Japanese Patent Document JP-A-4-141988 describes a lighting circuit of a discharge lamp for a vehicle. The lighting circuit uses a DC booster circuit to raise a voltage applied from a battery. A boosting output of the DC booster circuit is connected to a high frequency booster circuit. The high frequency booster circuit is a self-excitation type inverter circuit, and an operating frequency thereof is not changed depending on a control signal. The self-excitation type inverter circuit includes a pair of field effect transistors and a transformer. The boosting output of the DC booster circuit is connected to a center tap of the transformer through a choke coil. One of the field effect transistors has a drain connected to one end of a primary winding of the transformer and a source connected to a ground line. The other field effect transistor has a drain connected to the other end of the primary winding of the transformer and a source connected to the ground line. Gates of the field effect transistors are connected to the ends of a feedback winding of the transformer, respectively. One end of a secondary winding of the transformer is connected to an end of the discharge lamp through a trigger transformer, and the other end of the secondary winding of the transformer is connected to the other end of the discharge lamp through a resistor.
There are some lighting circuits of different types from the lighting circuit described in the foregoing document. One of the lighting circuits uses a series resonant circuit together with a DC-AC converting circuit. The DC-AC converting circuit generates an AC power having a frequency corresponding to a control signal and the transformer raises a voltage generated in the series resonant circuit. One end of a secondary winding of the transformer and the other end are connected to both ends of the discharge lamp, respectively. Furthermore, one end of the secondary winding is grounded. A control signal is generated corresponding to a voltage to be applied to the discharge lamp (which will be hereinafter referred to as a lamp voltage) and a current to flow to the discharge lamp (which will be hereinafter referred to as a lamp current), and controls a power to be applied to the discharge lamp.
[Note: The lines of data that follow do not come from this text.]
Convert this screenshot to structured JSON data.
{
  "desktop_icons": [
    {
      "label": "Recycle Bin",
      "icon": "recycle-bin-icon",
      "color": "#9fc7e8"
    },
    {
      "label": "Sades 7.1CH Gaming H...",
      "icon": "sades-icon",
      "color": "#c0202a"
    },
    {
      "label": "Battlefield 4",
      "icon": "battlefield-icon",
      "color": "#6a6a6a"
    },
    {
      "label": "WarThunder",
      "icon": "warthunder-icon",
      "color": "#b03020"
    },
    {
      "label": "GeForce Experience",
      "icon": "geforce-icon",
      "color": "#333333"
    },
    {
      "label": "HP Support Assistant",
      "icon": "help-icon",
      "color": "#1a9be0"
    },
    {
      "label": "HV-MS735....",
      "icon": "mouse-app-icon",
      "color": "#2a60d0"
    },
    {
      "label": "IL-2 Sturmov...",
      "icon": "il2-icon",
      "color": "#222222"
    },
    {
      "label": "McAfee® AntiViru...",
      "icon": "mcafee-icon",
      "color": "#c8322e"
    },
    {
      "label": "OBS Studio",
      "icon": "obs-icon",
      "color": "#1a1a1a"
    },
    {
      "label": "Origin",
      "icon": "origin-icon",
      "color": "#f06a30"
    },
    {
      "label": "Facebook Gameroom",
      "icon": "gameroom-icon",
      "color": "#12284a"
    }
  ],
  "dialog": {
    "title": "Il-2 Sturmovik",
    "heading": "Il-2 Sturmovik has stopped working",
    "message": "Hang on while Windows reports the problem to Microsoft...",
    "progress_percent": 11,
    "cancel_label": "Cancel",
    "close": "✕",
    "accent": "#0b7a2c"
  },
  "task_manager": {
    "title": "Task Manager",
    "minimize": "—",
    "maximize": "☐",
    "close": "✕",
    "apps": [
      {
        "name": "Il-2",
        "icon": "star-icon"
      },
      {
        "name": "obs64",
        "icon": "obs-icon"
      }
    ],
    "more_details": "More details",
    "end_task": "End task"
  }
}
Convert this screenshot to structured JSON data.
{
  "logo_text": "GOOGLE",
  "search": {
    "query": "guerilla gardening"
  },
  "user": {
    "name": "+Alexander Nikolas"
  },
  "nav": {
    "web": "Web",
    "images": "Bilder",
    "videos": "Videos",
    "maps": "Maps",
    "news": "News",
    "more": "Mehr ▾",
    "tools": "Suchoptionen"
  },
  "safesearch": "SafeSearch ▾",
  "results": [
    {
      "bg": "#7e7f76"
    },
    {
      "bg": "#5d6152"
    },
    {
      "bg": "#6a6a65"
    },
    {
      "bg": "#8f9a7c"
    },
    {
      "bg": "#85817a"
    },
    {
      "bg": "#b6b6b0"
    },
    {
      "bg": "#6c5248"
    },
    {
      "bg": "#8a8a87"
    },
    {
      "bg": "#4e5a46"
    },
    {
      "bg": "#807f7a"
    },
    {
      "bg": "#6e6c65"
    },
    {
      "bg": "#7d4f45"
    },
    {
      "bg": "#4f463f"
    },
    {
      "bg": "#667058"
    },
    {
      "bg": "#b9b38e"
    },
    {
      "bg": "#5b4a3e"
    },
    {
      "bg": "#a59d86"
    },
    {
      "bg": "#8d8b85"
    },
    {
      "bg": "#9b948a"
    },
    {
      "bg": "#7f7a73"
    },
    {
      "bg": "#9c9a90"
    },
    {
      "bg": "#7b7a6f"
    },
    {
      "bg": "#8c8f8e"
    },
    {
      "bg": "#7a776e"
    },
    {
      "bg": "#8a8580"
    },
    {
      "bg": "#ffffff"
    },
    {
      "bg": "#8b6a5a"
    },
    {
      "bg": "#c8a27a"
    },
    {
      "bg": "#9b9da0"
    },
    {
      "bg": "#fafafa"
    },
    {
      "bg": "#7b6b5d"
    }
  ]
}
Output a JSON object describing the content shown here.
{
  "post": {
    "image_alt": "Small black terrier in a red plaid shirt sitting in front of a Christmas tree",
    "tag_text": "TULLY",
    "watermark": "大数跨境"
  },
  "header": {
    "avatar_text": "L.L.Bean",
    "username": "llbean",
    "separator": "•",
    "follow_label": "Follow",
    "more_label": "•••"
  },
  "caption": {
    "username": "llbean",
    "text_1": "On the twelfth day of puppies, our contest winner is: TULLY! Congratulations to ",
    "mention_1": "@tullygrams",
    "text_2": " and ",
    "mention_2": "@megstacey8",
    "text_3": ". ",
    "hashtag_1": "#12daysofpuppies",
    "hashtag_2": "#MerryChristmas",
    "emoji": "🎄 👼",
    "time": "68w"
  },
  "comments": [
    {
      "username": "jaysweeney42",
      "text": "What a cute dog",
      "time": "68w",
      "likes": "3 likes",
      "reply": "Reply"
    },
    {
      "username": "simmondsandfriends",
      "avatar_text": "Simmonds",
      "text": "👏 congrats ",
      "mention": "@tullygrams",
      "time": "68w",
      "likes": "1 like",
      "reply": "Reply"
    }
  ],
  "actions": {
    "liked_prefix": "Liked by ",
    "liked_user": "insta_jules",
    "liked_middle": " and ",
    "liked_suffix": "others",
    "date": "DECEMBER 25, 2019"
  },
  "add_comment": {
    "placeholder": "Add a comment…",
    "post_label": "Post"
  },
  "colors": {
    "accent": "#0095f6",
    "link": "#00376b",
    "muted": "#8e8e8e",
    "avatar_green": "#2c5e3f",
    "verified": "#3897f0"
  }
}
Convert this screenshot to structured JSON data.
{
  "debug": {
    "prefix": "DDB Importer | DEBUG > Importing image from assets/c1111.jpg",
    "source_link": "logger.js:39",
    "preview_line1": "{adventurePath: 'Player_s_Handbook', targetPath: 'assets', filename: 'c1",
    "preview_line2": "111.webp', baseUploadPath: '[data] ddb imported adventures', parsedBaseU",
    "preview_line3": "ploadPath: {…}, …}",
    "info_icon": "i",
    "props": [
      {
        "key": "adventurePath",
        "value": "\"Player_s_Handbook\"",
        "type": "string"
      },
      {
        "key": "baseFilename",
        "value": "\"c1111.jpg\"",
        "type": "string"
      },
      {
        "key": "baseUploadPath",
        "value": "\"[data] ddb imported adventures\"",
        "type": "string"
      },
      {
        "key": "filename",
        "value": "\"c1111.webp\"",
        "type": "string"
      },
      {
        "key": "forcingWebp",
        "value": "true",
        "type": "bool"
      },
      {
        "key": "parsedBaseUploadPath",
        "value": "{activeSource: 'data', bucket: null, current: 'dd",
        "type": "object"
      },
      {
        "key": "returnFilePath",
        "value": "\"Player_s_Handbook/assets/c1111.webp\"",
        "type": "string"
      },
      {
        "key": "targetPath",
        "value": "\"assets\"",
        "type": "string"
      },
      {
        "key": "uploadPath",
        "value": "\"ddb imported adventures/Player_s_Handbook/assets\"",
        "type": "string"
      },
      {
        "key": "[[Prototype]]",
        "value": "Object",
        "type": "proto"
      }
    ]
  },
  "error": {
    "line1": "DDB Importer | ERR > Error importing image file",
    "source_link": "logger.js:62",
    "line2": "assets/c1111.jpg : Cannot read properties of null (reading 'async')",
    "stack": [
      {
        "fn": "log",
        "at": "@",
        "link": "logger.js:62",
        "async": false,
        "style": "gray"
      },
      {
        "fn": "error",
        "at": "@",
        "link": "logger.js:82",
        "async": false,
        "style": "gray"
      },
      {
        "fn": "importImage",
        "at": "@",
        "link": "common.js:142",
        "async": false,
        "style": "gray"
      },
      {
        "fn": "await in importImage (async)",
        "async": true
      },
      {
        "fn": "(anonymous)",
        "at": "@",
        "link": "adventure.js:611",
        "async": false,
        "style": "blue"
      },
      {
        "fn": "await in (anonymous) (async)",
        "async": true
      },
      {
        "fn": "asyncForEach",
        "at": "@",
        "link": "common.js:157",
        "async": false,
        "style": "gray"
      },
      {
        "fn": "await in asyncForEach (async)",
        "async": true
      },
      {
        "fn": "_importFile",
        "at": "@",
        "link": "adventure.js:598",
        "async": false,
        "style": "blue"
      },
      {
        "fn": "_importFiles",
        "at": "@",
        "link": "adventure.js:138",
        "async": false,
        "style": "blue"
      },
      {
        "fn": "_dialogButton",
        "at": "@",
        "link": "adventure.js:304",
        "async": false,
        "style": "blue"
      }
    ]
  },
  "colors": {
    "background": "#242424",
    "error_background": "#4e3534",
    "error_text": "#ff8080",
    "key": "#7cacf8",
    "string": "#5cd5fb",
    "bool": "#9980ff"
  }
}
In the lighting circuit, for the lamp voltage and the lamp current, a detecting circuit is not provided on a secondary side of the transformer, but a primary side to which a lower voltage than a voltage on the secondary voltage is applied. In order to control a power to be supplied to the discharge lamp with high precision, however, it is necessary to enhance precision in the detection of the lamp voltage and the lamp current. For this reason, it is preferable that a monitor circuit for monitoring a state of the discharge lamp should not be provided on the primary side of the transformer, but rather should be provided on the secondary side. In the lighting circuit, moreover, it is demanded that accurate monitoring be carried out also when a ground is generated between one end of the discharge lamp and the ground.